Opinião

Voto útil para que as eleições não sejam inúteis

Voto útil para que as eleições não sejam inúteis

Tanto quando se sabe o segredo menos bem guardado da política portuguesa só será revelado pelo presidente da Republica à hora dos telejornais de quinta-feira.

Embora não tenha nenhuma toupeira no Palácio de Belém (como aquelas que alegadamente o Benfica tinha nos tribunais) já dou como certo que o professor Marcelo vai anunciar a dissolução da AR e a convocação de eleições antecipadas. Imagino que para a maioria dos leitores esta revelação não esteja à altura da revelação do segredo de Fátima, mas aqueles que ainda aguardam que o presidente da Republica nos pregue uma partida não vale a pena continuarem a ler.

Tendo em conta o que disse antes gostaria de fazer aqui um apelo a todos os eleitores de Direita e de Esquerda. Para que este apelo possa resultar, seria preciso que os eleitores que gostam de ser colocados ao Centro fossem capazes uma vez na vida de conseguir escolher entre Direita e Esquerda .

Este meu apelo se tem alguma coisa de original e de diferente dos habituais apelos dos políticos e dos partidos é porque não descrimina nenhum português. Normalmente cada partido apela ao voto nos seus candidatos e cada candidato apela ao voto no seu partido. Neste caso, eu quero apelar a todos os eleitores embora o destinatário do voto de cada um não seja o mesmo. É por isso que aos eleitores de Direita apelo ao voto no PSD e aos eleitores de Esquerda apelo ao voto no PS. Não vou mentir a dizer que a vitória final me é indiferente e por isso confesso que preferia que fosse o PSD a ganhar.

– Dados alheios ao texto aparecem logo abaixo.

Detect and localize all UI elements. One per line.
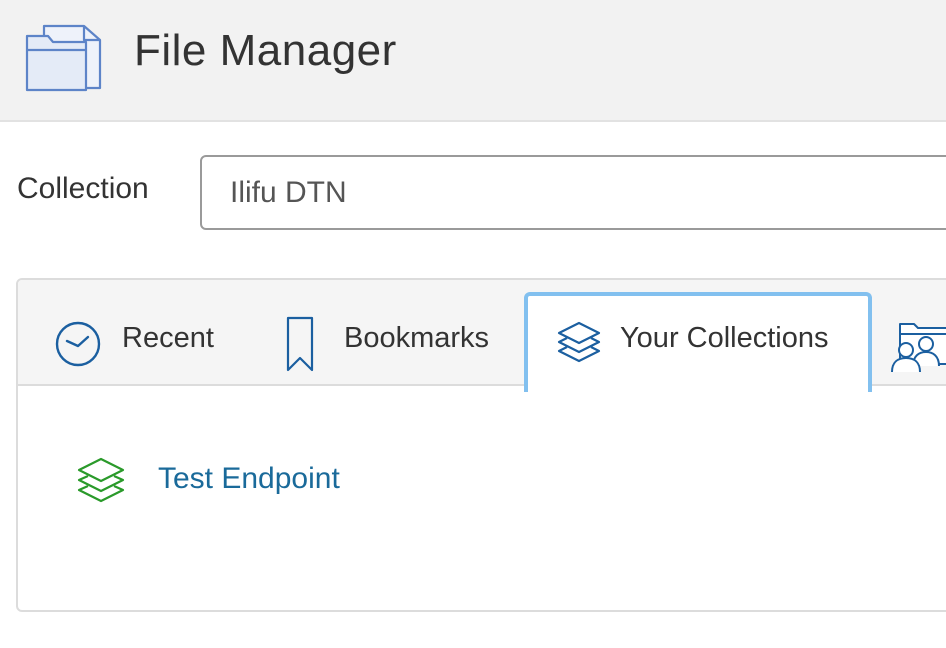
tab-your-collections[interactable]: Your Collections xyxy=(524,292,872,392)
tab-your-collections-label: Your Collections xyxy=(620,322,829,354)
app-header: File Manager xyxy=(0,0,946,122)
tab-bookmarks[interactable]: Bookmarks xyxy=(268,280,518,386)
tab-bar: Recent Bookmarks Your Collections xyxy=(18,280,946,392)
tab-bookmarks-label: Bookmarks xyxy=(344,322,490,354)
page-title: File Manager xyxy=(134,26,397,75)
collections-panel: Recent Bookmarks Your Collections Test E… xyxy=(16,278,946,612)
layers-icon xyxy=(77,457,125,503)
tab-shared-with-you[interactable] xyxy=(884,280,946,386)
tab-recent-label: Recent xyxy=(122,322,214,354)
bookmark-icon xyxy=(286,316,314,372)
layers-icon xyxy=(557,321,601,363)
collection-search-input[interactable] xyxy=(200,155,946,230)
collection-link[interactable]: Test Endpoint xyxy=(158,462,340,496)
collection-label: Collection xyxy=(17,172,149,205)
clock-icon xyxy=(55,321,101,367)
list-item[interactable]: Test Endpoint xyxy=(76,456,476,516)
tab-recent[interactable]: Recent xyxy=(48,280,248,386)
shared-users-icon xyxy=(891,323,946,373)
folder-icon xyxy=(25,24,102,92)
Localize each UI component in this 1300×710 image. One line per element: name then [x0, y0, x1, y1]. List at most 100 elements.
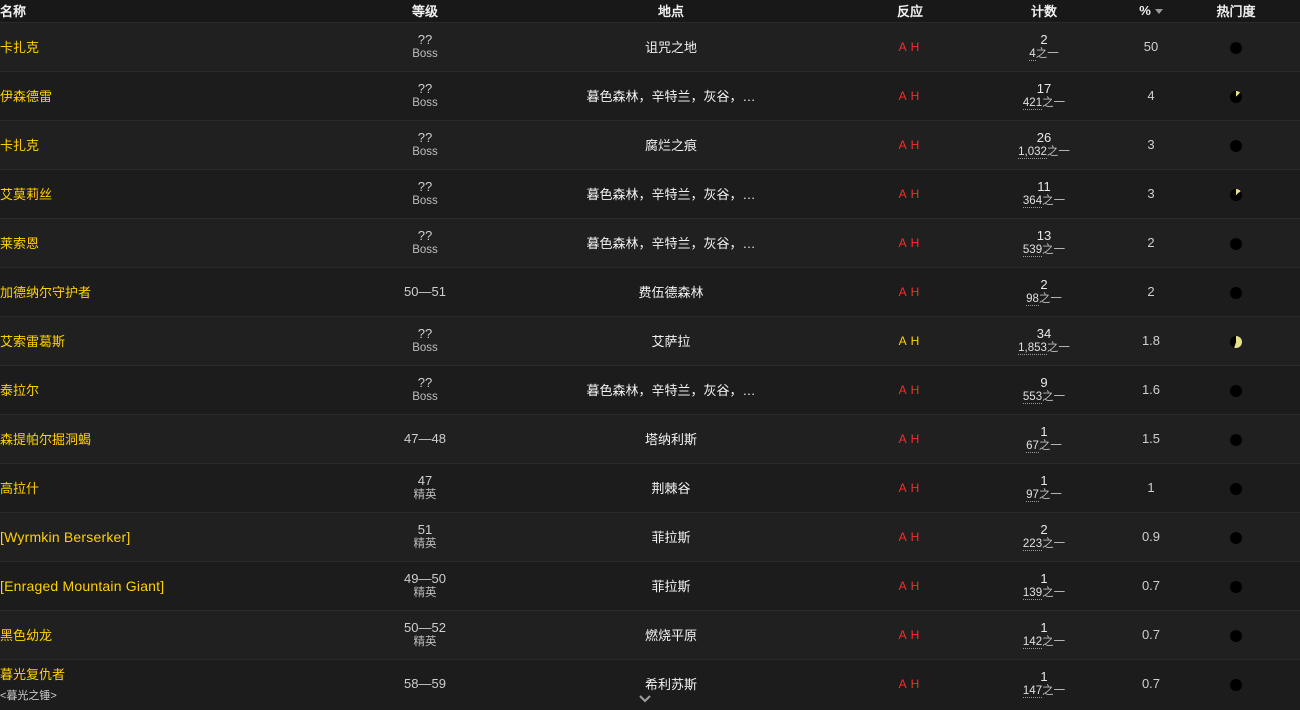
table-row[interactable]: 黑色幼龙 50—52 精英 燃烧平原 A H 1 142之一 0.7 [0, 610, 1300, 659]
count-value: 13 [1036, 227, 1052, 243]
table-row[interactable]: 艾莫莉丝?? Boss 暮色森林，辛特兰，灰谷，… A H 11 364之一 3 [0, 169, 1300, 218]
location-link[interactable]: 费伍德森林 [638, 285, 703, 300]
npc-name-link[interactable]: 高拉什 [0, 481, 39, 496]
level-cell: 47—48 [370, 414, 480, 463]
table-row[interactable]: 莱索恩?? Boss 暮色森林，辛特兰，灰谷，… A H 13 539之一 2 [0, 218, 1300, 267]
classification-label: 精英 [413, 636, 437, 648]
npc-name-link[interactable]: 加德纳尔守护者 [0, 285, 91, 300]
header-count[interactable]: 计数 [958, 0, 1130, 22]
location-link[interactable]: 荆棘谷 [651, 481, 690, 496]
npc-name-link[interactable]: 暮光复仇者 [0, 667, 65, 682]
table-row[interactable]: 艾索雷葛斯?? Boss 艾萨拉 A H 34 1,853之一 1.8 [0, 316, 1300, 365]
header-popularity[interactable]: 热门度 [1172, 0, 1300, 22]
percent-cell: 0.7 [1141, 676, 1161, 692]
react-horde: H [910, 627, 922, 642]
react-horde: H [910, 39, 922, 54]
npc-name-link[interactable]: 泰拉尔 [0, 383, 39, 398]
npc-name-link[interactable]: [Enraged Mountain Giant] [0, 578, 164, 594]
react-cell: AH [862, 169, 958, 218]
level-cell: 50—51 [370, 267, 480, 316]
location-link[interactable]: 希利苏斯 [645, 677, 697, 692]
npc-name-link[interactable]: 伊森德雷 [0, 89, 52, 104]
pie-icon [1230, 237, 1242, 250]
table-row[interactable]: 卡扎克?? Boss 诅咒之地 A H 2 4之一 50 [0, 22, 1300, 71]
npc-name-link[interactable]: 艾莫莉丝 [0, 187, 52, 202]
table-row[interactable]: [Wyrmkin Berserker] 51 精英 菲拉斯 A H 2 223之一 0.9 [0, 512, 1300, 561]
react-cell: AH [862, 463, 958, 512]
header-level[interactable]: 等级 [370, 0, 480, 22]
of-label: 之一 [1042, 243, 1066, 256]
location-link[interactable]: 菲拉斯 [651, 530, 690, 545]
count-total: 1,032之一 [958, 145, 1130, 160]
count-total: 553之一 [958, 390, 1130, 405]
level-cell: ?? Boss [370, 120, 480, 169]
npc-name-link[interactable]: 卡扎克 [0, 40, 39, 55]
npc-name-link[interactable]: 森提帕尔掘洞蝎 [0, 432, 91, 447]
name-cell: 暮光复仇者 <暮光之锤> [0, 659, 370, 708]
popularity-cell [1172, 169, 1300, 218]
level-cell: 58—59 [370, 659, 480, 708]
popularity-cell [1172, 463, 1300, 512]
react-alliance: A [898, 382, 909, 397]
location-link[interactable]: 菲拉斯 [651, 579, 690, 594]
npc-name-link[interactable]: 卡扎克 [0, 138, 39, 153]
react-horde: H [910, 578, 922, 593]
level-value: ?? [417, 179, 433, 194]
count-cell: 1 67之一 [958, 414, 1130, 463]
npc-name-link[interactable]: 黑色幼龙 [0, 628, 52, 643]
of-label: 之一 [1042, 390, 1066, 403]
react-alliance: A [898, 39, 909, 54]
react-horde: H [910, 676, 922, 691]
of-label: 之一 [1042, 635, 1066, 648]
pie-icon [1230, 335, 1242, 348]
location-link[interactable]: 腐烂之痕 [645, 138, 697, 153]
location-link[interactable]: 燃烧平原 [645, 628, 697, 643]
location-link[interactable]: 暮色森林，辛特兰，灰谷，… [586, 236, 755, 251]
count-value: 1 [1040, 423, 1048, 439]
header-react[interactable]: 反应 [862, 0, 958, 22]
classification-label: Boss [412, 391, 438, 403]
npc-name-link[interactable]: [Wyrmkin Berserker] [0, 529, 130, 545]
location-cell: 荆棘谷 [480, 463, 862, 512]
pie-icon [1230, 580, 1242, 593]
of-label: 之一 [1038, 439, 1062, 452]
table-row[interactable]: 高拉什 47 精英 荆棘谷 A H 1 97之一 1 [0, 463, 1300, 512]
table-row[interactable]: 卡扎克?? Boss 腐烂之痕 A H 26 1,032之一 3 [0, 120, 1300, 169]
react-alliance: A [898, 578, 909, 593]
header-name[interactable]: 名称 [0, 0, 370, 22]
location-link[interactable]: 诅咒之地 [645, 40, 697, 55]
percent-cell: 1.5 [1141, 431, 1161, 446]
of-label: 之一 [1042, 537, 1066, 550]
location-link[interactable]: 塔纳利斯 [645, 432, 697, 447]
table-row[interactable]: 加德纳尔守护者 50—51 费伍德森林 A H 2 98之一 2 [0, 267, 1300, 316]
count-cell: 11 364之一 [958, 169, 1130, 218]
level-value: ?? [417, 326, 433, 341]
count-total: 67之一 [958, 439, 1130, 454]
level-value: 49—50 [404, 571, 446, 586]
table-row[interactable]: 伊森德雷?? Boss 暮色森林，辛特兰，灰谷，… A H 17 421之一 4 [0, 71, 1300, 120]
location-link[interactable]: 艾萨拉 [651, 334, 690, 349]
count-cell: 17 421之一 [958, 71, 1130, 120]
table-row[interactable]: [Enraged Mountain Giant] 49—50 精英 菲拉斯 A H 1 139… [0, 561, 1300, 610]
npc-name-link[interactable]: 莱索恩 [0, 236, 39, 251]
location-link[interactable]: 暮色森林，辛特兰，灰谷，… [586, 383, 755, 398]
npc-drop-table: 名称 等级 地点 反应 计数 % 热门度 卡扎克?? Boss 诅咒之地 A H 2 4之一… [0, 0, 1300, 708]
chevron-down-icon[interactable] [638, 692, 652, 706]
name-cell: 森提帕尔掘洞蝎 [0, 414, 370, 463]
popularity-cell [1172, 610, 1300, 659]
table-row[interactable]: 森提帕尔掘洞蝎 47—48 塔纳利斯 A H 1 67之一 1.5 [0, 414, 1300, 463]
location-link[interactable]: 暮色森林，辛特兰，灰谷，… [586, 89, 755, 104]
table-row[interactable]: 泰拉尔?? Boss 暮色森林，辛特兰，灰谷，… A H 9 553之一 1.6 [0, 365, 1300, 414]
count-total: 364之一 [958, 194, 1130, 209]
npc-name-link[interactable]: 艾索雷葛斯 [0, 334, 65, 349]
header-location[interactable]: 地点 [480, 0, 862, 22]
header-percent[interactable]: % [1130, 0, 1172, 22]
location-link[interactable]: 暮色森林，辛特兰，灰谷，… [586, 187, 755, 202]
react-alliance: A [898, 480, 909, 495]
total-value: 98 [1026, 292, 1039, 306]
name-cell: 伊森德雷 [0, 71, 370, 120]
total-value: 139 [1022, 586, 1043, 600]
count-total: 4之一 [958, 47, 1130, 62]
location-cell: 暮色森林，辛特兰，灰谷，… [480, 218, 862, 267]
level-cell: ?? Boss [370, 22, 480, 71]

Mas o que me interessa mesmo é que PSD ou PS possam ter maioria absoluta para que ganhe quem ganhar, o país consiga atingir a estabilidade que desejo. Para reforçar esta ideia devo dizer que entre a Direita ganhar sem maioria, ou o PS ganhar com maioria, prefiro a segunda solução.

A garantia de estabilidade que uma maioria absoluta confere à legislatura é a principal razão do meu apelo. Mas existe também uma segunda razão. Se como alguns peritos já preveem (e não digo sondagens porque já sabemos como andam as sondagens atualmente) o resultado final das próximas eleições não conduzir a um figurino de deputados muito diferente do atual (com mais uns deputados do Chega e menos uns do Bloco e do PCP) sendo improvável e até imoral que a geringonça se possa reeditar, o que vai acontecer e já alguns politólogos começaram a criar ambiente, é o regresso do Bloco Central.

Termos um Bloco Central a anular alternativas, a gerir o PRR e a contribuir para a inflação dos extremistas, era mesmo a última coisa que Portugal precisava.